The type(s) of an MI is then just the type(s) of its def(s)

Honestly, the main reason why I discarded this design was because I thought it would have been confusing to ask for the type of some operand and get something not related to the operand. More over, the concept of having typed register is strange to me.
The bottom line is that it may indeed, be more efficient (fewer indirections), but in terms of concept I don't like it. If we manage to spin that in a reasonable manner, that would work.

Anyhow, this is something we need to clean-up at some point (do we actually need the size in the end?), but for now, let us stick on that.

This revision was automatically updated to reflect the committed changes.
ab added a comment.Jul 27 2016, 7:55 AM

Thanks all for the reviews! Committed r276875.

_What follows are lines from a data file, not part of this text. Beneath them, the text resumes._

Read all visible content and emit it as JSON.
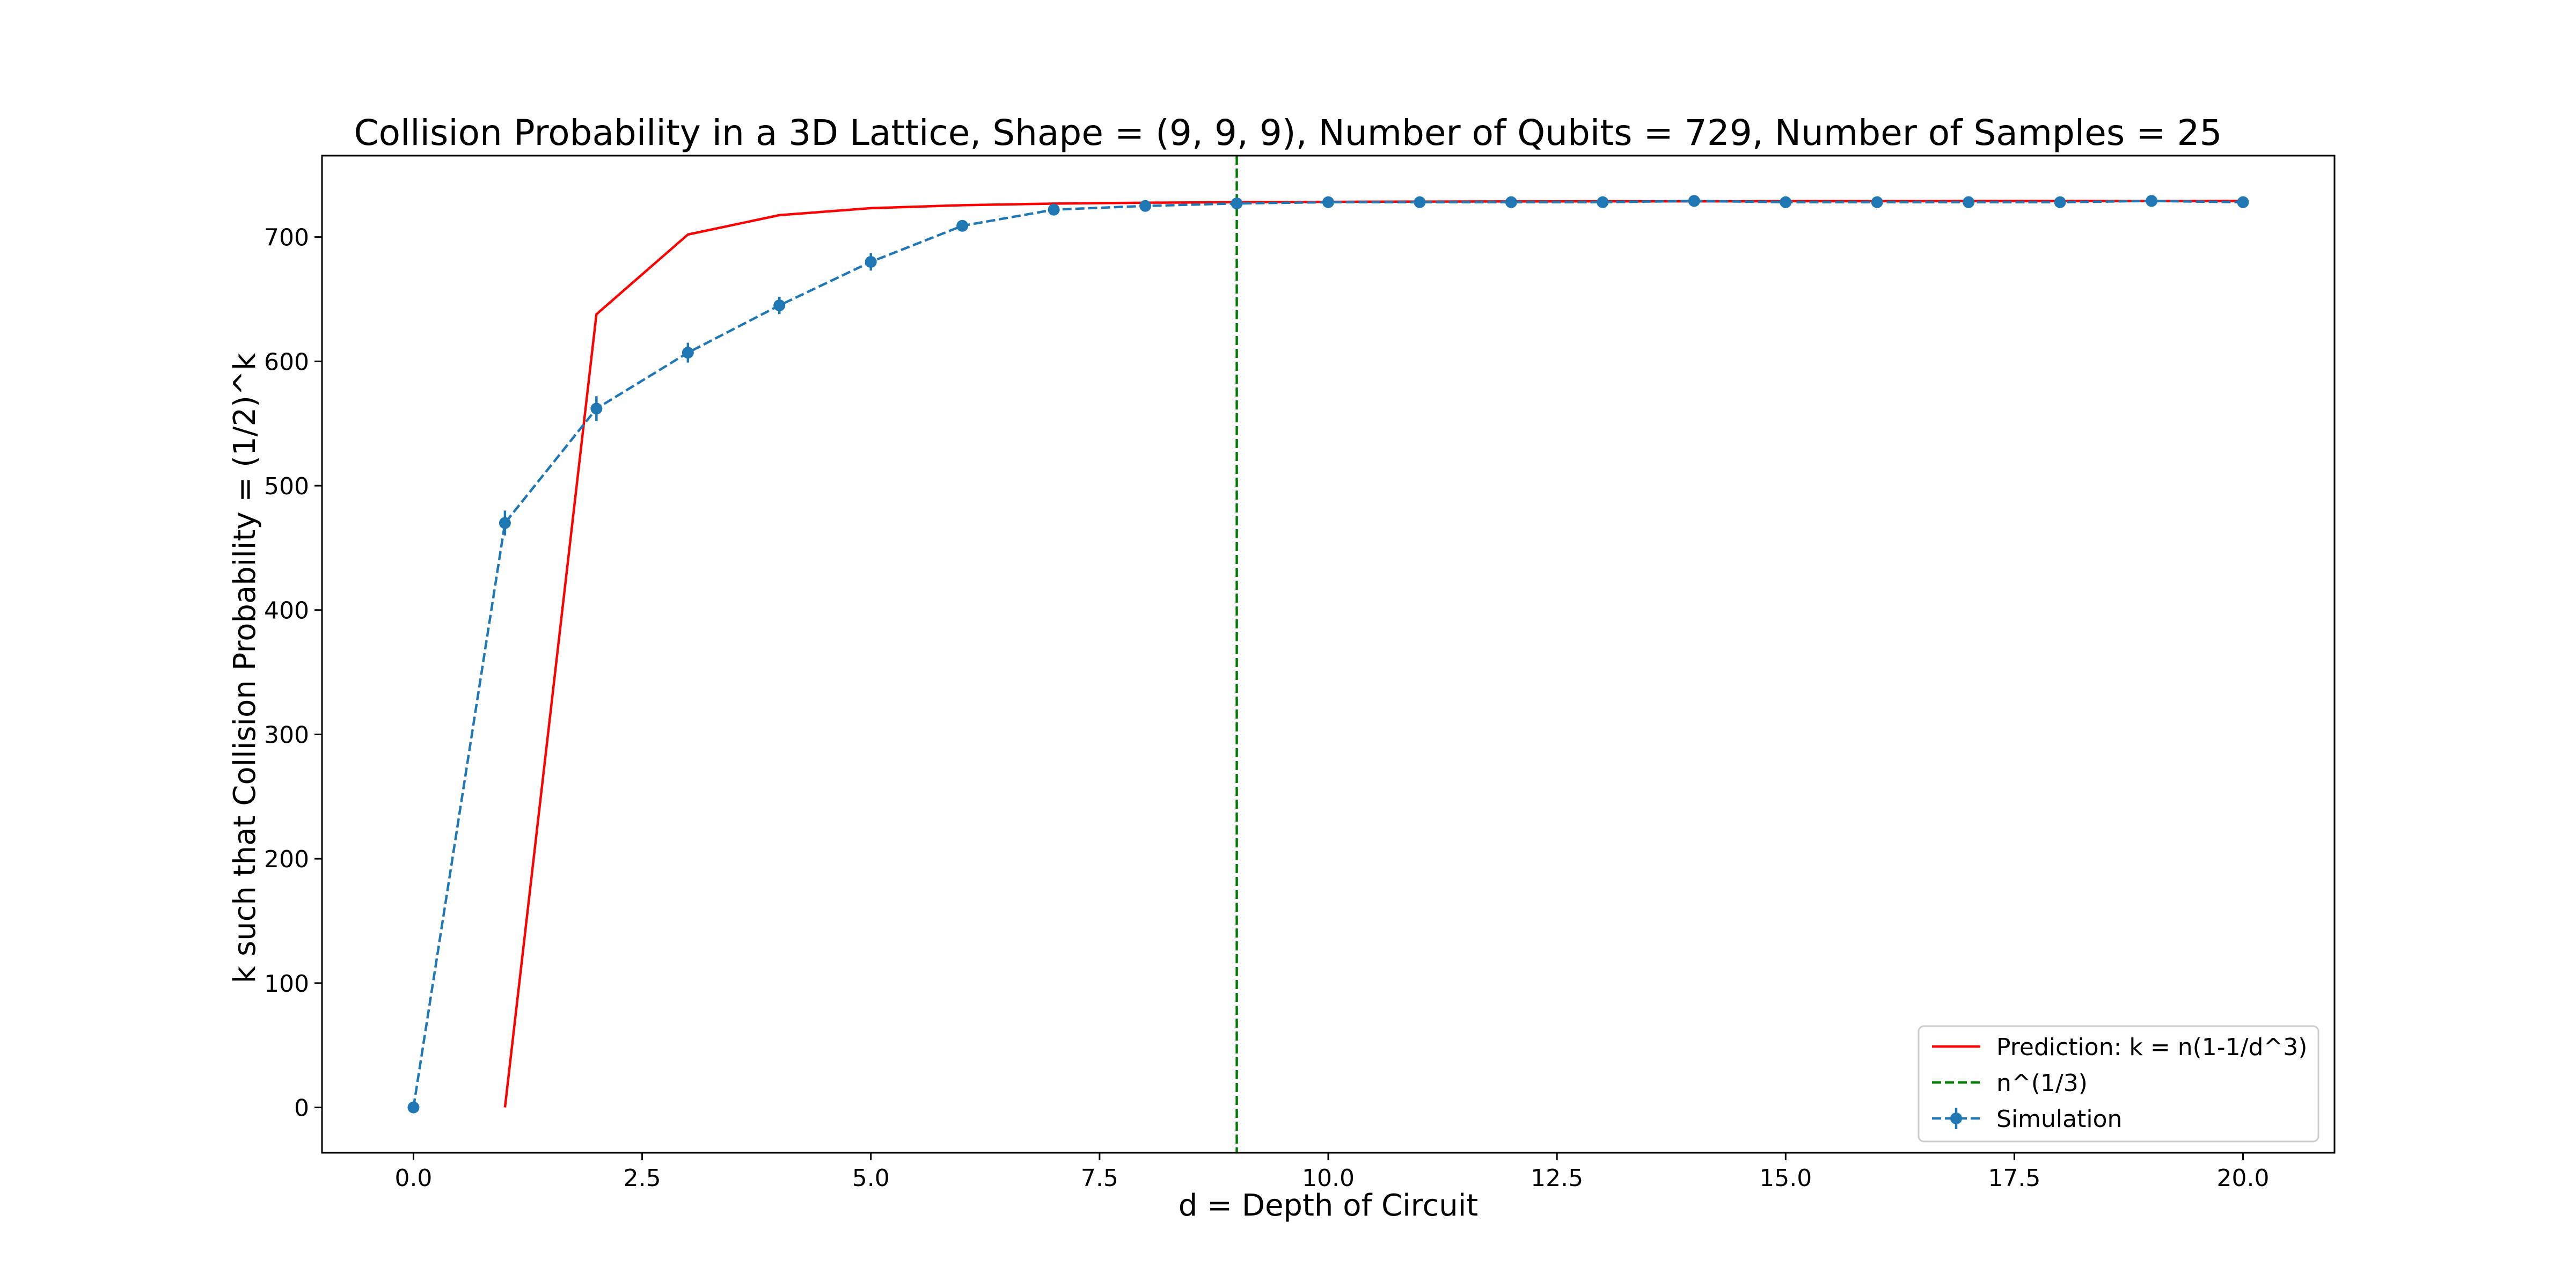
{
  "chart_data": {
    "type": "line",
    "title": "Collision Probability in a 3D Lattice, Shape = (9, 9, 9), Number of Qubits = 729, Number of Samples = 25",
    "xlabel": "d = Depth of Circuit",
    "ylabel": "k such that Collision Probability = (1/2)^k",
    "xlim": [
      -1.0,
      21.0
    ],
    "ylim": [
      -36.45,
      765.45
    ],
    "grid": false,
    "legend_position": "lower-right",
    "x_ticks": [
      0.0,
      2.5,
      5.0,
      7.5,
      10.0,
      12.5,
      15.0,
      17.5,
      20.0
    ],
    "x_tick_labels": [
      "0.0",
      "2.5",
      "5.0",
      "7.5",
      "10.0",
      "12.5",
      "15.0",
      "17.5",
      "20.0"
    ],
    "y_ticks": [
      0,
      100,
      200,
      300,
      400,
      500,
      600,
      700
    ],
    "y_tick_labels": [
      "0",
      "100",
      "200",
      "300",
      "400",
      "500",
      "600",
      "700"
    ],
    "series": [
      {
        "name": "Prediction: k = n(1-1/d^3)",
        "style": "solid",
        "color": "#ff0000",
        "x": [
          1,
          2,
          3,
          4,
          5,
          6,
          7,
          8,
          9,
          10,
          11,
          12,
          13,
          14,
          15,
          16,
          17,
          18,
          19,
          20
        ],
        "y": [
          0,
          637.9,
          702.0,
          717.6,
          723.2,
          725.6,
          726.9,
          727.6,
          728.0,
          728.3,
          728.5,
          728.6,
          728.7,
          728.7,
          728.8,
          728.8,
          728.9,
          728.9,
          728.9,
          728.9
        ]
      },
      {
        "name": "n^(1/3)",
        "style": "dashed",
        "color": "#008000",
        "vertical_x": 9
      },
      {
        "name": "Simulation",
        "style": "dashed-markers",
        "color": "#1f77b4",
        "x": [
          0,
          1,
          2,
          3,
          4,
          5,
          6,
          7,
          8,
          9,
          10,
          11,
          12,
          13,
          14,
          15,
          16,
          17,
          18,
          19,
          20
        ],
        "y": [
          0,
          470,
          562,
          607,
          645,
          680,
          709,
          722,
          725,
          727,
          728,
          728,
          728,
          728,
          729,
          728,
          728,
          728,
          728,
          729,
          728
        ],
        "yerr": [
          0,
          10,
          10,
          8,
          7,
          7,
          3,
          2,
          1,
          1,
          1,
          1,
          1,
          1,
          1,
          1,
          1,
          1,
          1,
          1,
          1
        ]
      }
    ]
  }
}
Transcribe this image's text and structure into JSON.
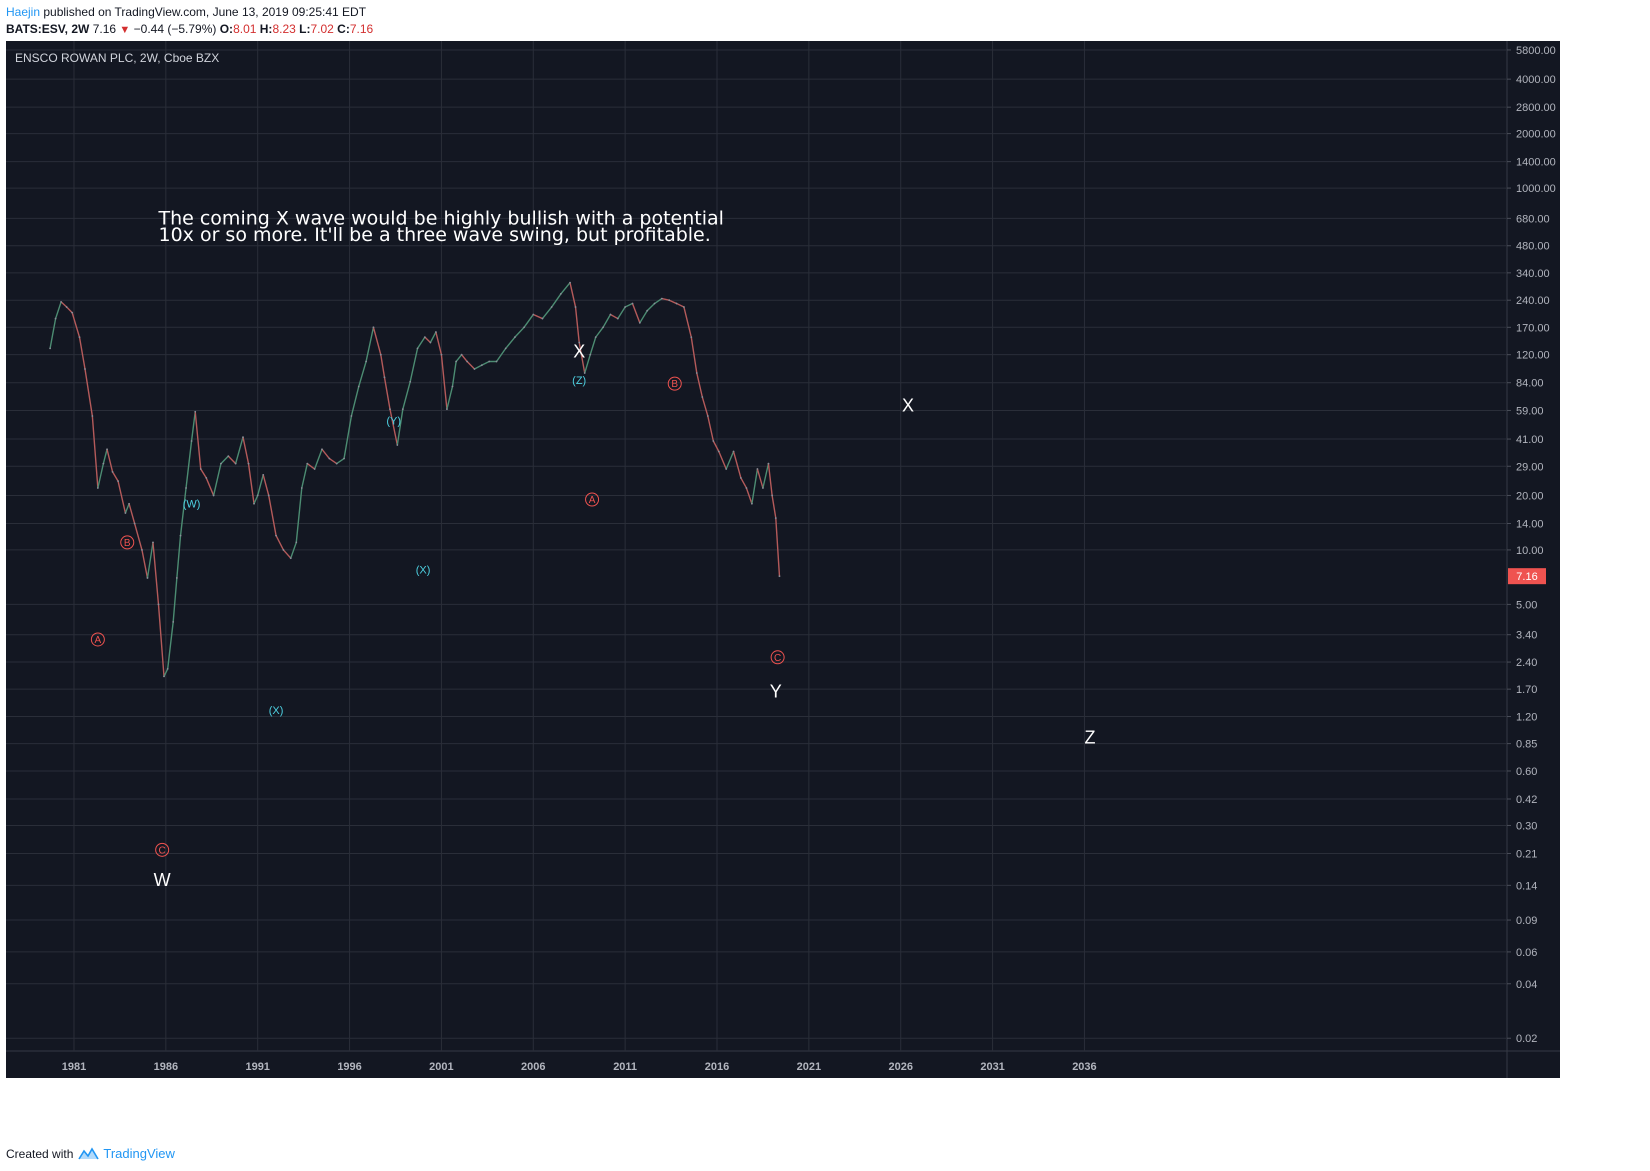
{
  "header": {
    "author": "Haejin",
    "published_text": " published on TradingView.com, June 13, 2019 09:25:41 EDT",
    "symbol": "BATS:ESV, 2W",
    "last": "7.16",
    "change": "−0.44 (−5.79%)",
    "o_label": "O:",
    "o_val": "8.01",
    "h_label": "H:",
    "h_val": "8.23",
    "l_label": "L:",
    "l_val": "7.02",
    "c_label": "C:",
    "c_val": "7.16"
  },
  "footer": {
    "created_with": "Created with",
    "brand": "TradingView"
  },
  "colors": {
    "background": "#131722",
    "grid": "#2a2e39",
    "text": "#b2b5be",
    "up": "#4c8c72",
    "down": "#b45a5a",
    "price_label": "#ef5350",
    "wave_red": "#ef5350",
    "wave_cyan": "#4dd0e1",
    "white": "#ffffff"
  },
  "chart_data": {
    "type": "line",
    "title": "ENSCO ROWAN PLC, 2W, Cboe BZX",
    "y_scale": "log",
    "ylim": [
      0.017,
      6500
    ],
    "xlim": [
      1977.3,
      2059.0
    ],
    "x_ticks": [
      "1981",
      "1986",
      "1991",
      "1996",
      "2001",
      "2006",
      "2011",
      "2016",
      "2021",
      "2026",
      "2031",
      "2036"
    ],
    "y_ticks": [
      "5800.00",
      "4000.00",
      "2800.00",
      "2000.00",
      "1400.00",
      "1000.00",
      "680.00",
      "480.00",
      "340.00",
      "240.00",
      "170.00",
      "120.00",
      "84.00",
      "59.00",
      "41.00",
      "29.00",
      "20.00",
      "14.00",
      "10.00",
      "7.16",
      "5.00",
      "3.40",
      "2.40",
      "1.70",
      "1.20",
      "0.85",
      "0.60",
      "0.42",
      "0.30",
      "0.21",
      "0.14",
      "0.09",
      "0.06",
      "0.04",
      "0.02"
    ],
    "last_price": "7.16",
    "series": [
      {
        "x": [
          1979.7,
          1980.0,
          1980.3,
          1980.6,
          1980.9,
          1981.3,
          1981.6,
          1982.0,
          1982.3,
          1982.6,
          1982.8,
          1983.1,
          1983.4,
          1983.8,
          1984.0,
          1984.3,
          1984.7,
          1985.0,
          1985.3,
          1985.6,
          1985.9,
          1986.1,
          1986.4,
          1986.6,
          1986.8,
          1987.1,
          1987.4,
          1987.6,
          1987.9,
          1988.2,
          1988.6,
          1989.0,
          1989.4,
          1989.8,
          1990.2,
          1990.5,
          1990.8,
          1991.0,
          1991.3,
          1991.6,
          1992.0,
          1992.4,
          1992.8,
          1993.1,
          1993.4,
          1993.7,
          1994.1,
          1994.5,
          1994.9,
          1995.3,
          1995.7,
          1996.1,
          1996.5,
          1996.9,
          1997.3,
          1997.7,
          1997.9,
          1998.2,
          1998.6,
          1998.9,
          1999.3,
          1999.7,
          2000.1,
          2000.4,
          2000.7,
          2001.0,
          2001.3,
          2001.6,
          2001.8,
          2002.1,
          2002.4,
          2002.8,
          2003.2,
          2003.6,
          2004.0,
          2004.5,
          2005.0,
          2005.5,
          2006.0,
          2006.5,
          2007.0,
          2007.5,
          2008.0,
          2008.3,
          2008.5,
          2008.8,
          2009.1,
          2009.4,
          2009.8,
          2010.2,
          2010.6,
          2011.0,
          2011.4,
          2011.8,
          2012.2,
          2012.6,
          2013.0,
          2013.4,
          2013.8,
          2014.2,
          2014.6,
          2014.9,
          2015.2,
          2015.5,
          2015.8,
          2016.1,
          2016.5,
          2016.9,
          2017.3,
          2017.6,
          2017.9,
          2018.2,
          2018.5,
          2018.8,
          2019.0,
          2019.2,
          2019.4
        ],
        "values": [
          130,
          190,
          235,
          220,
          205,
          150,
          100,
          55,
          22,
          30,
          36,
          27,
          24,
          16,
          18,
          14,
          10,
          7,
          11,
          5,
          2,
          2.2,
          4,
          7,
          12,
          22,
          40,
          58,
          28,
          25,
          20,
          30,
          33,
          30,
          42,
          30,
          18,
          20,
          26,
          20,
          12,
          10,
          9,
          11,
          22,
          30,
          28,
          36,
          32,
          30,
          32,
          55,
          80,
          110,
          170,
          120,
          90,
          60,
          38,
          60,
          85,
          130,
          150,
          140,
          160,
          120,
          60,
          80,
          110,
          120,
          110,
          100,
          105,
          110,
          110,
          130,
          150,
          170,
          200,
          190,
          220,
          260,
          300,
          220,
          140,
          95,
          120,
          150,
          170,
          200,
          190,
          220,
          230,
          180,
          210,
          230,
          245,
          240,
          230,
          220,
          150,
          95,
          70,
          55,
          40,
          35,
          28,
          35,
          25,
          22,
          18,
          28,
          22,
          30,
          20,
          15,
          7.16
        ]
      }
    ],
    "annotations": [
      {
        "text": "The coming X wave would be highly bullish with a potential",
        "x": 1985.6,
        "y": 630
      },
      {
        "text": "10x or so more. It'll be a three wave swing, but profitable.",
        "x": 1985.6,
        "y": 510
      },
      {
        "text": "A",
        "x": 1982.3,
        "y": 3.2,
        "kind": "circle",
        "color": "red"
      },
      {
        "text": "B",
        "x": 1983.9,
        "y": 11.0,
        "kind": "circle",
        "color": "red"
      },
      {
        "text": "C",
        "x": 1985.8,
        "y": 0.22,
        "kind": "circle",
        "color": "red"
      },
      {
        "text": "W",
        "x": 1985.8,
        "y": 0.15,
        "kind": "big"
      },
      {
        "text": "(W)",
        "x": 1987.4,
        "y": 18.0,
        "kind": "cyan"
      },
      {
        "text": "(X)",
        "x": 1992.0,
        "y": 1.3,
        "kind": "cyan"
      },
      {
        "text": "(Y)",
        "x": 1998.4,
        "y": 52.0,
        "kind": "cyan"
      },
      {
        "text": "(X)",
        "x": 2000.0,
        "y": 7.8,
        "kind": "cyan"
      },
      {
        "text": "X",
        "x": 2008.5,
        "y": 125,
        "kind": "big"
      },
      {
        "text": "(Z)",
        "x": 2008.5,
        "y": 87,
        "kind": "cyan"
      },
      {
        "text": "A",
        "x": 2009.2,
        "y": 19.0,
        "kind": "circle",
        "color": "red"
      },
      {
        "text": "B",
        "x": 2013.7,
        "y": 83,
        "kind": "circle",
        "color": "red"
      },
      {
        "text": "X",
        "x": 2026.4,
        "y": 63,
        "kind": "big"
      },
      {
        "text": "C",
        "x": 2019.3,
        "y": 2.55,
        "kind": "circle",
        "color": "red"
      },
      {
        "text": "Y",
        "x": 2019.2,
        "y": 1.65,
        "kind": "big"
      },
      {
        "text": "Z",
        "x": 2036.3,
        "y": 0.92,
        "kind": "big"
      }
    ]
  }
}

I'd move constrainSelectedInstRegOperands in the based class (as a static) to have it available for all the targets.

Done.

Other than that LGTM, but please address the other comments first.

Thanks, let me know if I missed anything. We'll still need to discuss the vreg size/type and subtarget/MF issues, but I don't think those are specific to any individual pass.